Evening in a small rural town. A barn, a church, some houses, a dirt road. A man drives his ‘30s coupe toward Summers Coal, the one lighted window. Another man waits inside. They shake hands and, slowly and solemnly, take a wooden box from a high shelf. They take 300 small pieces and fold them in half, mark one with a large black dot, drop them in the box and lock the box in the safe. At midnight, they tear the date off the paper calendar. It is now June 27, and we are now 19 pages into Miles Hyman’s graphic adaptation of Shirley Jackson’s short story, “The Lottery.”

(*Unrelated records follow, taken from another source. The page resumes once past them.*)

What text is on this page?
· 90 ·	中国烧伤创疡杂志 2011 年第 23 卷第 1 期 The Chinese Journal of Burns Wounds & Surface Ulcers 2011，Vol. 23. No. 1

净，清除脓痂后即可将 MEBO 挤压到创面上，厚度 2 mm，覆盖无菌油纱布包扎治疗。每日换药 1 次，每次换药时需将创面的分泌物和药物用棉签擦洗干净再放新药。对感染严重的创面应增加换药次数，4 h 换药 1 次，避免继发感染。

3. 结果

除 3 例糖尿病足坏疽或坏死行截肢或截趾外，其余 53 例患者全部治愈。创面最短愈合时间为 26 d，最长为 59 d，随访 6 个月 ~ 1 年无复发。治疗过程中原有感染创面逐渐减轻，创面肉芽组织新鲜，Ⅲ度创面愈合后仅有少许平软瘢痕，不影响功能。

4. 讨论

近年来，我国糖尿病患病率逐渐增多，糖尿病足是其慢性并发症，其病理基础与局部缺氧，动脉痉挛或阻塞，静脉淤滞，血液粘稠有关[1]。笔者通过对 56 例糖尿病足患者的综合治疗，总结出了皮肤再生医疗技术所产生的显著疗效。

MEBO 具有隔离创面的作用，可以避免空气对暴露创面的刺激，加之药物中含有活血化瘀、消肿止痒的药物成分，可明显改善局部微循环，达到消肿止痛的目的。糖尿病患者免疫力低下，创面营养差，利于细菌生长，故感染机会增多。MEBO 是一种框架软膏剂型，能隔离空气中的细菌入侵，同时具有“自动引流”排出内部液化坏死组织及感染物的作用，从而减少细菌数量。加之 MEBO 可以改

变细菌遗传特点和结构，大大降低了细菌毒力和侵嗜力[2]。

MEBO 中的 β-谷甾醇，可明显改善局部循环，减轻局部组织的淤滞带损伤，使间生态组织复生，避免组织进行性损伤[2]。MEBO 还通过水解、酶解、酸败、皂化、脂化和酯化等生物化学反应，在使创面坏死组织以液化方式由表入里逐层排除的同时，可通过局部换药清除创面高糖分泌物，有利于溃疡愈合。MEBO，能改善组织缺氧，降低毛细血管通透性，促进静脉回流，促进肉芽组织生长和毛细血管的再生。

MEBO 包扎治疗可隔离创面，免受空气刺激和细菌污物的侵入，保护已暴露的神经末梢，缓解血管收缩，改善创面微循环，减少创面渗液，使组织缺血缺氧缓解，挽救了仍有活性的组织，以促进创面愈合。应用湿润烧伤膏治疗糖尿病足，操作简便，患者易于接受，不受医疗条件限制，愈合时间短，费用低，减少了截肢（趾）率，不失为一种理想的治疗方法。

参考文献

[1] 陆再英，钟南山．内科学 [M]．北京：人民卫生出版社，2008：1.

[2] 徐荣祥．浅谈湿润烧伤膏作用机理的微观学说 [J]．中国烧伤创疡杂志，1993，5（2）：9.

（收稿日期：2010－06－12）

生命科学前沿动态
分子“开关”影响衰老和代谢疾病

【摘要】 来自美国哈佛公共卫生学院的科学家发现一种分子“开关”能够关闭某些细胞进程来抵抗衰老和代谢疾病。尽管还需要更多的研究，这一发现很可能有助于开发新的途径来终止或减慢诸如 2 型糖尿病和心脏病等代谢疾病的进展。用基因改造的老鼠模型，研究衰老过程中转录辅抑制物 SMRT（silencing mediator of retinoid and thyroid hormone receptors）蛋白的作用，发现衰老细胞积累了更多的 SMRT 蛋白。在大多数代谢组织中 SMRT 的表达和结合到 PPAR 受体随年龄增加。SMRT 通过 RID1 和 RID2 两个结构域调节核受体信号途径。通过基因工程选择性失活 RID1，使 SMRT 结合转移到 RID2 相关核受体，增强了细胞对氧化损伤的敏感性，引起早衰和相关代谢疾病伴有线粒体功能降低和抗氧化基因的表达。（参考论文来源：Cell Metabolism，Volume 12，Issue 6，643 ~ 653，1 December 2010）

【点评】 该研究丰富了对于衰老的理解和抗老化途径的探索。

You’ve read “The Lottery.” We all have. It’s an unforgettable tale of the cruelty that lies just below the surface of our ordinary lives: Each year, on June 27, the citizens of this village — and, we’re told, in others — gather in the square to pluck the folded papers from the box. Heads of households in each family, members of households in each family — no one’s excluded. Each villager takes a folded paper. We watch, studying the faces, as they clutch them. As one, they unfold the papers. There’s a problem, so there’s a short, second drawing. The paper with the black dot is held by Tessie, a wife and mother. The villagers gather rocks… and stone her until she’s dead. The last image? The same as the first: a barn, a church, some houses, a dirt road — a peaceful village.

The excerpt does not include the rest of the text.